1062 – Fueled

Les réactions face à l’article de lundi dernier m’ont un peu étonné. J’y retranscrivais un court texte de motivation de l’auteur Chuck Palahniuk. Pas mal de commentaires indignés, en mode c’est jeter des miettes aux affamés, les ateliers d’écriture de toute façon c’est de la merde, ce discours a été écrit par captain obvious. Etonnamment, ceux qui validaient le plus la démarche de Chuck (et la note) sont mes amis qui sont payés depuis des années pour écrire des trucs. Preuve s’il en est que la réussite rend humble. Tout comme l’absence de réussite se compense parfois par de l’arrogance. Et je dis ça sans jugement de valeur puisque je m’en sers aussi pour avancer. De l’arrogance, de la prétention, des certitudes. Parce qu’en vrai, dans ce genre de boulots/rêves, tout carburant est bon à prendre.

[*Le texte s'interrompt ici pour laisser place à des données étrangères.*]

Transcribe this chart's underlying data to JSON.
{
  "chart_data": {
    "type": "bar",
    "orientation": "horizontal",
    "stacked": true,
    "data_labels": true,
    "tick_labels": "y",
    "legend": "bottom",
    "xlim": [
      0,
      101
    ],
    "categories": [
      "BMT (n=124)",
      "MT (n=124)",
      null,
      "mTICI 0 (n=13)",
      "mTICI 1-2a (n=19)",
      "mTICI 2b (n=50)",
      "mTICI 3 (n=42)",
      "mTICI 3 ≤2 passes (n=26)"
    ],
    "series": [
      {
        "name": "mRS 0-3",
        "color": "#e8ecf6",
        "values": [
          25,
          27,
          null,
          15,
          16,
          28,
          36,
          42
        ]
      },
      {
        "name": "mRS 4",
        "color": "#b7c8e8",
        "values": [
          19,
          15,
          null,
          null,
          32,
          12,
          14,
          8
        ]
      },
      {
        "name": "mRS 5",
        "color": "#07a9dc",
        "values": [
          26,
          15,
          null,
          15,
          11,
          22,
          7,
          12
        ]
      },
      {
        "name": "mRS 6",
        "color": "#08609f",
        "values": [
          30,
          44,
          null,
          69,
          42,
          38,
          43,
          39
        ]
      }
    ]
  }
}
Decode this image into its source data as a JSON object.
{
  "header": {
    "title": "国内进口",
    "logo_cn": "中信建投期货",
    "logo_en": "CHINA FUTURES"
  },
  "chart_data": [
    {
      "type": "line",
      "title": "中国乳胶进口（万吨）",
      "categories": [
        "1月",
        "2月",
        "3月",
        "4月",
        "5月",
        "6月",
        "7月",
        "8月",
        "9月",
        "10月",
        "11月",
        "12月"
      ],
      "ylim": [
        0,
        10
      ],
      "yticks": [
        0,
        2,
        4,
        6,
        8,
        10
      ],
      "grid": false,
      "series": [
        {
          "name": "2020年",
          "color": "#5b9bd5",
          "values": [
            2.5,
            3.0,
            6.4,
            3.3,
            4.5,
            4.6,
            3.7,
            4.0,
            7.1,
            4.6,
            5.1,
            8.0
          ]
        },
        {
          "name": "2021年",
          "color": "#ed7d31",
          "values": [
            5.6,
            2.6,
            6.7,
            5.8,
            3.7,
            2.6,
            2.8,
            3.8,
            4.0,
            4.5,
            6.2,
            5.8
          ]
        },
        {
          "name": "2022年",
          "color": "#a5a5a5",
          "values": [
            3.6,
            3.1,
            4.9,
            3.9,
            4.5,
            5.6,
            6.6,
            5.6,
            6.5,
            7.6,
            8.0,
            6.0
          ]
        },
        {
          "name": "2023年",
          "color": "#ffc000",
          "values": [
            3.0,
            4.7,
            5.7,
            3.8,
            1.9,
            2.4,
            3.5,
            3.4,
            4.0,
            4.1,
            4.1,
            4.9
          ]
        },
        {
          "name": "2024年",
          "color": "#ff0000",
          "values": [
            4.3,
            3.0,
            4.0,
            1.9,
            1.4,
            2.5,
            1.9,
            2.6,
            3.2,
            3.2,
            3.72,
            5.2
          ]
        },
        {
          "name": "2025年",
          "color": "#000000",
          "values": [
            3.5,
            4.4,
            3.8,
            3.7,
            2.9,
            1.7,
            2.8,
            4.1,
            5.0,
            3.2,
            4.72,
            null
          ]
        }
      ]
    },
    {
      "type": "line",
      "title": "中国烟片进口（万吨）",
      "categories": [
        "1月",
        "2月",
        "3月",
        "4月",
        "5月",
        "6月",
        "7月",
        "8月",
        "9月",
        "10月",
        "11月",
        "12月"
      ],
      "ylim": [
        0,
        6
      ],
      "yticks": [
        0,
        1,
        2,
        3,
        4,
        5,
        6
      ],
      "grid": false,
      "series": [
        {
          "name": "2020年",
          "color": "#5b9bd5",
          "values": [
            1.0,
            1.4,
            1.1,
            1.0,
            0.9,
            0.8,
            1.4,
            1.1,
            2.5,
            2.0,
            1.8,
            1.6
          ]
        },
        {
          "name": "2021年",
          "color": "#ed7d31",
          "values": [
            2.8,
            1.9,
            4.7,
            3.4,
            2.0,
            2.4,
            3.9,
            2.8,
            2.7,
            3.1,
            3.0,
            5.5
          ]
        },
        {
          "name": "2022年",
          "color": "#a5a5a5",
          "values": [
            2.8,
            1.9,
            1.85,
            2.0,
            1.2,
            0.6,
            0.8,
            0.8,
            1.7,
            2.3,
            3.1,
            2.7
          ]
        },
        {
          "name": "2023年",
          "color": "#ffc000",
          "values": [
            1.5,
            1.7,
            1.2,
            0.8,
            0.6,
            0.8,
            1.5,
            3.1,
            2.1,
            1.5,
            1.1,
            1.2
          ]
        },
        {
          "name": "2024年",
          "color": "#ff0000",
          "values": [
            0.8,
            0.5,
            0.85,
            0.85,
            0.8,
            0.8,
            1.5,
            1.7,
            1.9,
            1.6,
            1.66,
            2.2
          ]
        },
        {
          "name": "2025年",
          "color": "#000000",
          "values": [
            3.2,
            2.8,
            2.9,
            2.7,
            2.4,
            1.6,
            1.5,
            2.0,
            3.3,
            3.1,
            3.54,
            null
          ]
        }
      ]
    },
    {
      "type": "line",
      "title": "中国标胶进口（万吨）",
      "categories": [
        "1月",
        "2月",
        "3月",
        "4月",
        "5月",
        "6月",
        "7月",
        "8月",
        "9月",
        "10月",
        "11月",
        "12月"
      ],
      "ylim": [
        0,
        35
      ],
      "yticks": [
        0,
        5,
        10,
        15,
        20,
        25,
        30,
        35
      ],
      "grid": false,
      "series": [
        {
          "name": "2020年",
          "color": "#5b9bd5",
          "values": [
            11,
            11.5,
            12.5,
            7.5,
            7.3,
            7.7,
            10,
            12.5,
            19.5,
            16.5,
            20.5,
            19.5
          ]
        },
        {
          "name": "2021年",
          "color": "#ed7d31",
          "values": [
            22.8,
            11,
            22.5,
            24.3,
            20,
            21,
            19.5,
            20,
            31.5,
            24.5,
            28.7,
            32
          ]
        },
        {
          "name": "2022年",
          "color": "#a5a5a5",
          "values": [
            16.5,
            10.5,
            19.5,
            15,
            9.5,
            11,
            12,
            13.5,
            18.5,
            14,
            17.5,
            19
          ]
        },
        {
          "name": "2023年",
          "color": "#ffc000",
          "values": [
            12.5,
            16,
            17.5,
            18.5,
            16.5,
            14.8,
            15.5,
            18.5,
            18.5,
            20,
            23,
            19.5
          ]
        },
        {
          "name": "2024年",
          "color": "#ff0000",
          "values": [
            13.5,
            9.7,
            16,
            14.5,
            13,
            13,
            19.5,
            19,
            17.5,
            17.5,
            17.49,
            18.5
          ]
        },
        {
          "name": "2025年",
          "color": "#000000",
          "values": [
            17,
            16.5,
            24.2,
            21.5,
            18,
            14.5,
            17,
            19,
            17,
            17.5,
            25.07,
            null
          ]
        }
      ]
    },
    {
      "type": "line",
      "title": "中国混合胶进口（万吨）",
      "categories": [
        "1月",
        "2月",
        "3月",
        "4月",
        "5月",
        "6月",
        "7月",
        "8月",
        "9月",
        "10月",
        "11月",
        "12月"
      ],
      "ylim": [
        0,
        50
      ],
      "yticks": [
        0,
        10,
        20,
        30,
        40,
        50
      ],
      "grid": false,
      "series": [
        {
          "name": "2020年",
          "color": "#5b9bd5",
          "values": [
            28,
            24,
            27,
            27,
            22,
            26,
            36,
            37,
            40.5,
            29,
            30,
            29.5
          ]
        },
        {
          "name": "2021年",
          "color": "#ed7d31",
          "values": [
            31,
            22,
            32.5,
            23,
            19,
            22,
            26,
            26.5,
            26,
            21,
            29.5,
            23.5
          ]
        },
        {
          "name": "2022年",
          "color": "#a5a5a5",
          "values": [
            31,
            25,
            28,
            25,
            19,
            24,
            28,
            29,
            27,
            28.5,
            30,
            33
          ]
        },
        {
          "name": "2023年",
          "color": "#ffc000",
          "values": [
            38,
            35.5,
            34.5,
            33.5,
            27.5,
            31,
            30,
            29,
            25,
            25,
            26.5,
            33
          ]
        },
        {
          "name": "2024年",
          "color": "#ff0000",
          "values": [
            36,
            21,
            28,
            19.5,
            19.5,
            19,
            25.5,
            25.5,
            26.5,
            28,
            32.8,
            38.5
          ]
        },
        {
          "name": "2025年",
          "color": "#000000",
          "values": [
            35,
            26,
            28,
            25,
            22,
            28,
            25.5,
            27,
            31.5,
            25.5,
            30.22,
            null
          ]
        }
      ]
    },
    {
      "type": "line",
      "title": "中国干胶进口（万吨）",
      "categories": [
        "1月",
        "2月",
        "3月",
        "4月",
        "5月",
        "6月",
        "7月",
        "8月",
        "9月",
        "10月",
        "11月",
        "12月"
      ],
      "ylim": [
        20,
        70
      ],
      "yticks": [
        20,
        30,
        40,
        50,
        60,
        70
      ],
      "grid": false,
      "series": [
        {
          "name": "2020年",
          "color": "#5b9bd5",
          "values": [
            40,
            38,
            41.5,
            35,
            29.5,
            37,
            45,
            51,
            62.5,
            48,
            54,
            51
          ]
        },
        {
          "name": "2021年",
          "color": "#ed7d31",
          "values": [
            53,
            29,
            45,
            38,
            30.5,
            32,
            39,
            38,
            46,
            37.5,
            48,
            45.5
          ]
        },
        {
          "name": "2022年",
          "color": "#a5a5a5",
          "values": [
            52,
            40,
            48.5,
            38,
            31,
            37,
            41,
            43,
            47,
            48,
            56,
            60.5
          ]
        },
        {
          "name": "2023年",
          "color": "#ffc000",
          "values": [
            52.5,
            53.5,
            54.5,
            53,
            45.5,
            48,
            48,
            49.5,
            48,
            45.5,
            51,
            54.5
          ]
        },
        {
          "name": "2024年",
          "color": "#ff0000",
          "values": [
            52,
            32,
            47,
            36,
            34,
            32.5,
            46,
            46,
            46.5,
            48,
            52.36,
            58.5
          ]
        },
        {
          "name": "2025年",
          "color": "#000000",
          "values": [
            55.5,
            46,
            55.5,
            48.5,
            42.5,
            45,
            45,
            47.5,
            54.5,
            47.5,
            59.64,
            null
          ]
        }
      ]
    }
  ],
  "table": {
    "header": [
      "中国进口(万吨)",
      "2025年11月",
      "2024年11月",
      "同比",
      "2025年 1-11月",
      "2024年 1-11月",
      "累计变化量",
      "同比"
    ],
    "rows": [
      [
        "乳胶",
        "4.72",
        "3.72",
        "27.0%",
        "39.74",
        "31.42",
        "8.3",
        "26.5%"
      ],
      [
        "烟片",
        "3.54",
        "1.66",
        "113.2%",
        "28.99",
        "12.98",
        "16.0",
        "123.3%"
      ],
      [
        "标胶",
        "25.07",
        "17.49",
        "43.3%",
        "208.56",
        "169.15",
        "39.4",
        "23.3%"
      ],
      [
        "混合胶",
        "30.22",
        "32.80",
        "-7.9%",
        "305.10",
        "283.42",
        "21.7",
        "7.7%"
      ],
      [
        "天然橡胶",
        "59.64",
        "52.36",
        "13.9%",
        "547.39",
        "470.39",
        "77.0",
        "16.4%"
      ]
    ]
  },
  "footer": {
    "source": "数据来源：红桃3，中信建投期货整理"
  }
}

Je ne radote pas, j’aborde le sujet sur un angle différent. Mais une fois encore je ressens le besoin de parler de l’importance de toutes ces petites choses qui vont faire que temps, motivation et énergie vont converger assez longtemps pour que j’abatte quelques lignes de prose. C’est un peu comme les alignements d’étoiles dans l’espace : ça n’arrive quasiment jamais ! Il faut forcer l’univers. Par exemple le temps c’est très relatif, ça se trouve, ça s’étire, ça se déplace. La motivation et l’énergie aident. Et pour ça… En l’absence de succès tangible, de réussite claire ou d’un chèque à la fin du mois, il faut chercher d’autres sources pour alimenter la flamme. Là effectivement chacun est plus ou moins sensible à différents stimulus. Effectivement si vous ne voyez pas qui est Palahniuk ou si vous n’avez aucun affect positif sur son œuvre oui lui-même c’est compliqué.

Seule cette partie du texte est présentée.